Did you know the Steel Bridge we know today is actually a replacement of the original?

Built in 1888, the original Steel Bridge was Portland’s second bridge crossing the Willamette River–the first being the Morrison Bridge, constructed in 1887. It was a double-decked swing span bridge, which let boats pass by pivoting the center span. The bridge was made with steel instead of wrought iron or wood, which was unusual at the time and inspired its name. The bottom deck was Portland’s first railroad crossing of the Willamette. Prior to the bridge, passengers had to exit their train, cross the river on a ferry, and reboard another train. The top deck accommodated streetcars, pedestrians, wagons, and later, automobiles.

Steel Bridge swung open to let a boat pass circa 1908.
Photo courtesy of City of Portland Archives.

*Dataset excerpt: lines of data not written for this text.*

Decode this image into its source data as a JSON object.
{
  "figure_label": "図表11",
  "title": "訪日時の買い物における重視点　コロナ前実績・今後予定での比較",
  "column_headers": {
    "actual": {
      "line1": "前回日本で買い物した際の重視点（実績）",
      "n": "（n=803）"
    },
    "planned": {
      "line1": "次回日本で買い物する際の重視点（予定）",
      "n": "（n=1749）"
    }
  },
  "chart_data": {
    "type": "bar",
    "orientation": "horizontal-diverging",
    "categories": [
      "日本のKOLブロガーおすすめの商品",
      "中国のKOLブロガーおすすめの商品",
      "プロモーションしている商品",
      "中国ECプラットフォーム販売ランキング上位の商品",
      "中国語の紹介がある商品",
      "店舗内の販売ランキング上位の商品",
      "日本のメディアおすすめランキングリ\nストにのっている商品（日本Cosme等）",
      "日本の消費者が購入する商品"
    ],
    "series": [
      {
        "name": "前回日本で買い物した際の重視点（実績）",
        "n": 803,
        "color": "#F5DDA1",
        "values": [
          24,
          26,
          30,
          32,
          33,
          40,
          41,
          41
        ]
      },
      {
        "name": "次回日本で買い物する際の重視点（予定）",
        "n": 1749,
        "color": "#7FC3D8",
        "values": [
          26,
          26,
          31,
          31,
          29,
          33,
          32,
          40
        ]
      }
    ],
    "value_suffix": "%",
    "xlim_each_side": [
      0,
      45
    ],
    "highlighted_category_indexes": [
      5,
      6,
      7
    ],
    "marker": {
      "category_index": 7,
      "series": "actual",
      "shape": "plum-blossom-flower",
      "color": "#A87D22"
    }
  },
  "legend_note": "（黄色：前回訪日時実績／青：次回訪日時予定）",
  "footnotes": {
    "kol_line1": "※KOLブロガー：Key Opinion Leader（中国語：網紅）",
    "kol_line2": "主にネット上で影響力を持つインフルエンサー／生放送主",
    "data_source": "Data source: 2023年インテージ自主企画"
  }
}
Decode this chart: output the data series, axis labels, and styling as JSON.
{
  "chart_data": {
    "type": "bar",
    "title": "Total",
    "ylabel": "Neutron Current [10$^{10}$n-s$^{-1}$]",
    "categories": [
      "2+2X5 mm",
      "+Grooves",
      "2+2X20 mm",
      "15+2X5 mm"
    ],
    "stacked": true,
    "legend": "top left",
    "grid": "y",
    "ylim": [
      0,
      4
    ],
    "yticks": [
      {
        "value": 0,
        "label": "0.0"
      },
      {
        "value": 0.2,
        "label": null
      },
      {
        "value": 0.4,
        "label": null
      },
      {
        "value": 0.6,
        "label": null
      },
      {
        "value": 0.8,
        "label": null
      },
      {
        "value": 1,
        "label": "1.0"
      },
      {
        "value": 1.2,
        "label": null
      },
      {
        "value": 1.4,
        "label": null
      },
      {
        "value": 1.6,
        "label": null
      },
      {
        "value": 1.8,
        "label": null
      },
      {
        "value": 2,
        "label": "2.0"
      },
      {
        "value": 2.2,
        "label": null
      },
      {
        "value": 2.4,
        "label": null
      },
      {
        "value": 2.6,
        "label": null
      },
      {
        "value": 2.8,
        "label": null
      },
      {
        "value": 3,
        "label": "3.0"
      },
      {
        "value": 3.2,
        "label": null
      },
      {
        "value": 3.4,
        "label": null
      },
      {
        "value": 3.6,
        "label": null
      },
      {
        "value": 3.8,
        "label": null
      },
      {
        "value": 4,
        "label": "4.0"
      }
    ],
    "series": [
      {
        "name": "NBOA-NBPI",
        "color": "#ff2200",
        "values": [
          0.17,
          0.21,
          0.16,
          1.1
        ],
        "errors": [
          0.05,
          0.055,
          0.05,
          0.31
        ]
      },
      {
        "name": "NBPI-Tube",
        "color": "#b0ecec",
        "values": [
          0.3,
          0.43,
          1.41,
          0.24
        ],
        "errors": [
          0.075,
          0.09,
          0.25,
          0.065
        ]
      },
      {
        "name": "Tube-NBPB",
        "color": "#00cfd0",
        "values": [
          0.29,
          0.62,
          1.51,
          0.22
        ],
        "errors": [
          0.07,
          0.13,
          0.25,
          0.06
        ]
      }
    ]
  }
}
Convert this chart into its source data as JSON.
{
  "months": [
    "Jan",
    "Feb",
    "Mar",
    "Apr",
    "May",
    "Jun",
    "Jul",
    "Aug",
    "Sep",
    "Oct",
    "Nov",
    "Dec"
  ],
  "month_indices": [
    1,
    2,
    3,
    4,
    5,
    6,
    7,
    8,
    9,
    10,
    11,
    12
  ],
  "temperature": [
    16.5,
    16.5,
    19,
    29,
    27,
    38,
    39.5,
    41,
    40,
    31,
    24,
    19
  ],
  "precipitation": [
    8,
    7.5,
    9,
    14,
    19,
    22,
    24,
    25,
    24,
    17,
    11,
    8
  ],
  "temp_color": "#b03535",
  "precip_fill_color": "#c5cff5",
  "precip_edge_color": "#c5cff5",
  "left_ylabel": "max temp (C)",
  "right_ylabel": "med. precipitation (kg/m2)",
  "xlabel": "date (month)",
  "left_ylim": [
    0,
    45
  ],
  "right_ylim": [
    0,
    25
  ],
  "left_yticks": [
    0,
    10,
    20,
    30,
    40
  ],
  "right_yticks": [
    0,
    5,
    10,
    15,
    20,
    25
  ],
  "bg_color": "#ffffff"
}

The Steel Bridge was a vital crossing for the growing city of Portland, but heavy boat traffic required the bridge to open on a near-constant basis. The bridge’s clearance was so low that even small boats needed the bridge to open! The swing mechanism operated slowly, further disrupting traffic. Soon other problems came to light. The bridge could not accommodate either Portland’s growing traffic or heavier modern trains. This triggered construction of a new, improved bridge.

1913 photo of Portland’s new Steel Bridge.
Photo courtesy of City of Portland Archives.

In July 1912, just 24 years after the first Steel Bridge was completed, the current Steel Bridge opened. It is a double-deck, vertical lift span bridge, which lets boats pass by raising the center section. Higher clearance and a bottom railroad deck that can be raised independently of the top deck means small boats can pass without interfering with traffic. The vertical lift mechanism also operates faster than the previous swing span style. The new bridge kept the “Steel Bridge” name, and the old Steel Bridge was dismantled.

Henry Pittock (at center) celebrates with the crowd at the opening of the new Steel Bridge in July 1912.

Today, over 100 years later, the Steel Bridge is still a vital connector of Portland’s east and west sides, providing passage to thousands of cars, buses, MAX light rail, Amtrak trains, freight trains, pedestrians , and cyclists each day!